Distancia África-Europa
Catorce kilómetros es la distancia que separa África de Europa, pero también es la barrera que aleja los sueños de millones de africanos que piensan en España, Francia u otro país occidental como la única alternativa para huir del hambre y de la miseria. En África hay millones de personas cuyo único objetivo es entrar en Europa porque el hambre no entiende de fronteras ni de barreras. El éxodo es inexorable.
De la mano de tres jóvenes africanos -Violeta, Buba y Mukela- el espectador recorre un tortuoso viaje a través del Sáhara para conocer lo que nunca enseñan los medios de comunicación.
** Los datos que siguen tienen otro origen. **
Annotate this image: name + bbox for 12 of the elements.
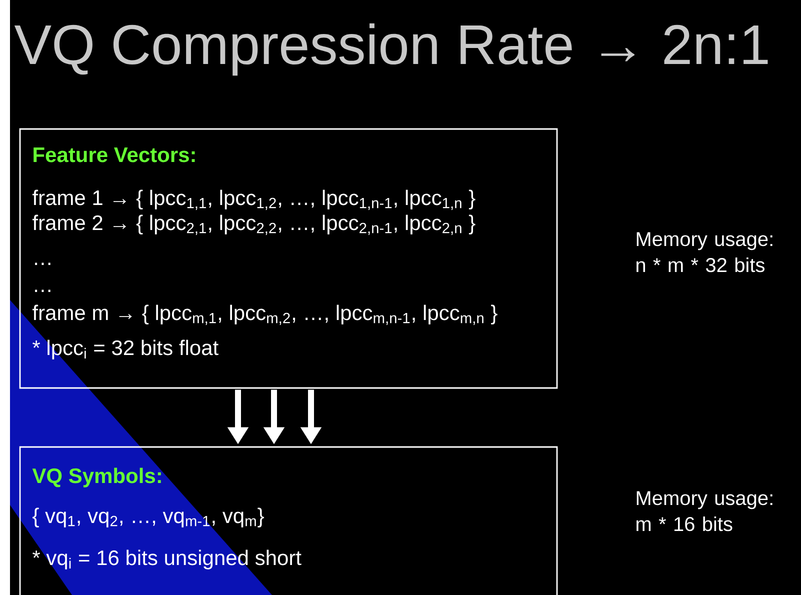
vector-line: frame m → { lpcc$_{m,1}$, lpcc$_{m,2}$, …, lpcc$_{m,n-1}$, lpcc$_{m,n}$ } <box>32 304 498 325</box>
title: VQ Compression Rate → 2n:1 <box>14 23 768 76</box>
vector-line: … <box>35 290 50 292</box>
box-heading: VQ Symbols: <box>32 468 161 488</box>
vector-line: frame 1 → { lpcc$_{1,1}$, lpcc$_{1,2}$, …, lpcc$_{1,n-1}$, lpcc$_{1,n}$ } <box>32 190 476 210</box>
vector-line: … <box>35 262 50 265</box>
panel-box <box>19 128 558 389</box>
vector-line: frame 2 → { lpcc$_{2,1}$, lpcc$_{2,2}$, …, lpcc$_{2,n-1}$, lpcc$_{2,n}$ } <box>32 214 476 235</box>
memory-note: Memory usage: n * m * 32 bits <box>636 232 772 272</box>
box-heading: Feature Vectors: <box>34 148 195 162</box>
panel-box <box>19 446 558 595</box>
memory-note: Memory usage: m * 16 bits <box>636 491 772 532</box>
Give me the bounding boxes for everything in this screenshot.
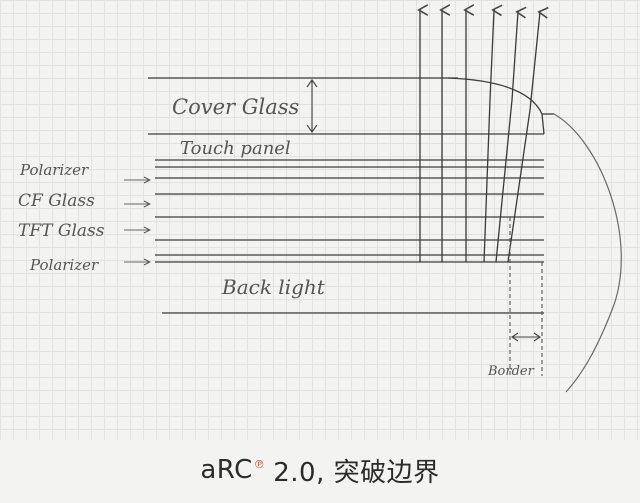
caption-suffix: 2.0, 突破边界 [273,457,440,488]
border-label: Border [487,364,535,379]
label-pointers [124,180,150,262]
cf-glass-label: CF Glass [18,191,95,211]
registered-mark-icon: ℗ [253,457,266,471]
tft-glass-label: TFT Glass [18,221,105,241]
backlight-label: Back light [221,275,326,299]
layer-lines [148,77,544,314]
outer-arc-line [553,113,622,393]
caption-prefix: aRC [200,455,253,485]
cover-glass-thickness-arrow [306,79,318,133]
light-rays [420,10,540,263]
caption: aRC℗ 2.0, 突破边界 [0,452,640,488]
border-width-arrow [511,332,541,342]
cover-glass-curved-edge [447,77,545,135]
polarizer-bottom-label: Polarizer [29,256,99,274]
touch-panel-label: Touch panel [180,138,291,159]
cover-glass-label: Cover Glass [172,95,300,119]
light-ray [483,10,494,263]
polarizer-top-label: Polarizer [19,161,89,179]
border-guides [509,217,543,376]
light-ray [507,12,540,263]
light-ray [495,12,518,263]
display-layer-diagram: Cover Glass Touch panel Polarizer CF Gla… [18,0,622,393]
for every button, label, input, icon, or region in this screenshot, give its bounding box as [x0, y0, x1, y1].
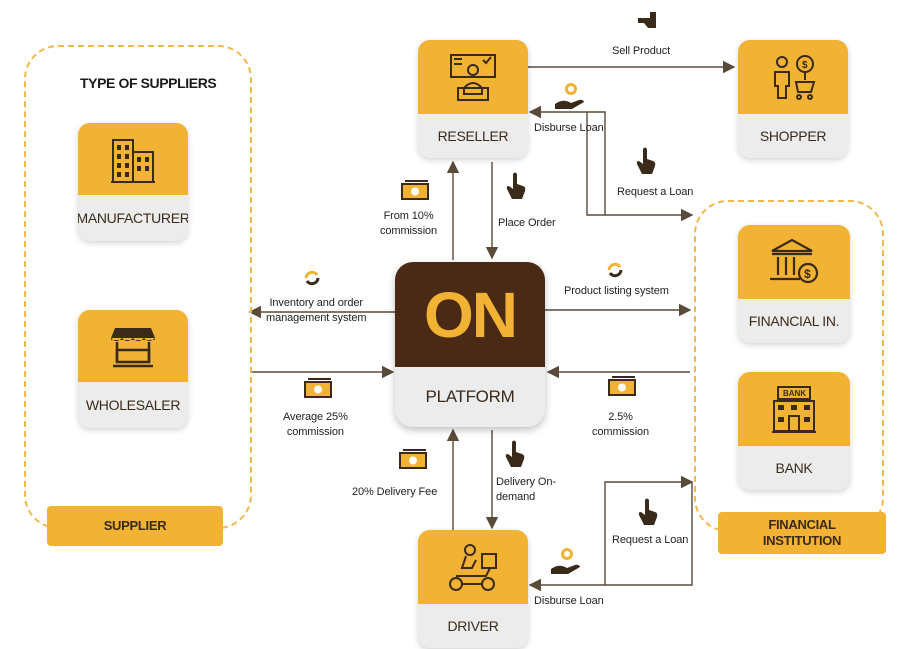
manufacturer-card: MANUFACTURER — [78, 123, 188, 241]
financial-institution-card: $ FINANCIAL IN. — [738, 225, 850, 343]
arrow-request-loan-bottom — [604, 475, 694, 585]
delivery-on-demand-label: Delivery On- demand — [496, 476, 556, 504]
arrow-disburse-loan-bottom — [528, 482, 693, 592]
bank-dollar-icon: $ — [770, 238, 819, 284]
svg-text:BANK: BANK — [783, 389, 806, 398]
reseller-label: RESELLER — [437, 128, 509, 144]
request-loan-top-label: Request a Loan — [617, 186, 694, 198]
building-icon — [111, 139, 155, 183]
presenter-icon — [450, 54, 496, 101]
sell-product-label: Sell Product — [612, 45, 671, 57]
tap-finger-icon — [506, 172, 526, 199]
bank-building-icon: BANK — [772, 386, 816, 433]
tap-finger-icon — [505, 440, 525, 467]
coin-hand-icon — [551, 548, 580, 574]
arrow-disburse-loan-top — [528, 105, 606, 215]
financial-institution-tag: FINANCIAL INSTITUTION — [718, 512, 886, 554]
suppliers-heading: TYPE OF SUPPLIERS — [80, 75, 217, 91]
bank-label: BANK — [775, 460, 813, 476]
shopper-cart-icon: $ — [774, 55, 816, 100]
cash-icon — [401, 180, 429, 200]
driver-card: DRIVER — [418, 530, 528, 648]
storefront-icon — [111, 328, 155, 368]
disburse-loan-bottom-label: Disburse Loan — [534, 595, 604, 607]
platform-logo: ON — [395, 262, 545, 367]
average-commission-label: Average 25% commission — [283, 411, 348, 439]
disburse-loan-top-label: Disburse Loan — [534, 122, 604, 134]
bank-card: BANK BANK — [738, 372, 850, 490]
tap-finger-icon — [638, 498, 658, 525]
supplier-group — [24, 45, 252, 529]
product-listing-label: Product listing system — [564, 285, 669, 297]
wholesaler-card: WHOLESALER — [78, 310, 188, 428]
platform-commission-label: 2.5% commission — [592, 411, 650, 439]
place-order-label: Place Order — [498, 217, 556, 229]
hand-point-icon — [638, 12, 656, 28]
driver-label: DRIVER — [447, 618, 499, 634]
wholesaler-label: WHOLESALER — [85, 397, 181, 413]
sync-icon — [607, 262, 623, 278]
from-commission-label: From 10% commission — [380, 210, 438, 238]
coin-hand-icon — [555, 83, 584, 109]
supplier-tag: SUPPLIER — [47, 506, 223, 546]
scooter-icon — [449, 544, 497, 591]
arrow-request-loan-top — [586, 112, 694, 222]
request-loan-bottom-label: Request a Loan — [612, 534, 689, 546]
platform-name: PLATFORM — [395, 367, 545, 427]
sync-icon — [304, 270, 320, 286]
shopper-card: $ SHOPPER — [738, 40, 848, 158]
financial-institution-label: FINANCIAL IN. — [748, 313, 840, 329]
tap-finger-icon — [636, 147, 656, 174]
delivery-fee-label: 20% Delivery Fee — [352, 486, 438, 498]
inventory-label: Inventory and order management system — [266, 297, 367, 325]
cash-icon — [399, 449, 427, 469]
cash-icon — [304, 378, 332, 398]
platform-card: ON PLATFORM — [395, 262, 545, 427]
svg-text:$: $ — [802, 60, 808, 71]
cash-icon — [608, 376, 636, 396]
svg-text:$: $ — [804, 267, 811, 281]
reseller-card: RESELLER — [418, 40, 528, 158]
manufacturer-label: MANUFACTURER — [78, 210, 188, 226]
shopper-label: SHOPPER — [759, 128, 827, 144]
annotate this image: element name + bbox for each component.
El autor estima que las imágenes y noticias que trasladan a diario los medios de comunicación, con la llegada de los cayucos a las costas de las islas Canarias, sólo muestra la punta del iceberg de un drama gigantesco. Esas imágenes de rostros exhaustos dan buena fe de la dureza del viaje, un viaje que tiene su punto de partida a miles de kilómetros de distancia y que puede durar más de un año.
La película galardonada con la Espiga de Plata recayó en 'Plaza del Salvador'. Krystof Krauze y su esposa Joanna Kos-Krauze, que debuta en la dirección, narran una trágica y cruel historia de relaciones familiares llevadas al límite, basada en hechos reales. Un duro retrato de la Polonia contemporánea que, sin embargo, huye de todo maniqueísmo.
Camus, de vacío
La actriz Jowita Budnik ganó el Premio a la Mejor Actriz por su genial interpretación. '14 kilómetros' fue la segunda película más aclamada por los espectadores, según la votación popular que organiza 'El Norte de Castilla'. El primer Premio del Público fue a parar al último largometraje de Claude Berri, 'Juntos, nada más'. Se trata de una obra que indaga las relaciones entre tres jóvenes diferentes que buscan el amor y la felicidad viviendo junto a una anciana. El francés Claude Berri, que recibió un Oscar por su primer cortometraje, basa la película en la novela de la escritora Anna Gavalda.
El telón del Teatro Calderón bajó con la proyección de 'Deseo, peligro', el último trabajo de Ang Lee galardonado en la Mostra de Venecia. Aunque el glamour se lo llevó -como es natural- Sofía Loren. La actriz italiana llegó a Valladolid para participar en el homenaje que recibió el productor Alberto Grimaldi. Respecto al resto del palmarés, Karl Markovics recibió el Premio al Mejor Actor por su papel en 'Los falsificadores', un largometraje sobre el nazismo del austriaco Stefan Ruzowitzky. El Premio Pilar Miró al Mejor Nuevo Director recayó en el israelí Eran Kolirin ('La visita de la banda'). El cántabro Mario Camus se va de vacío con 'El prado de las estrellas', una película que recibió una cálida acogida.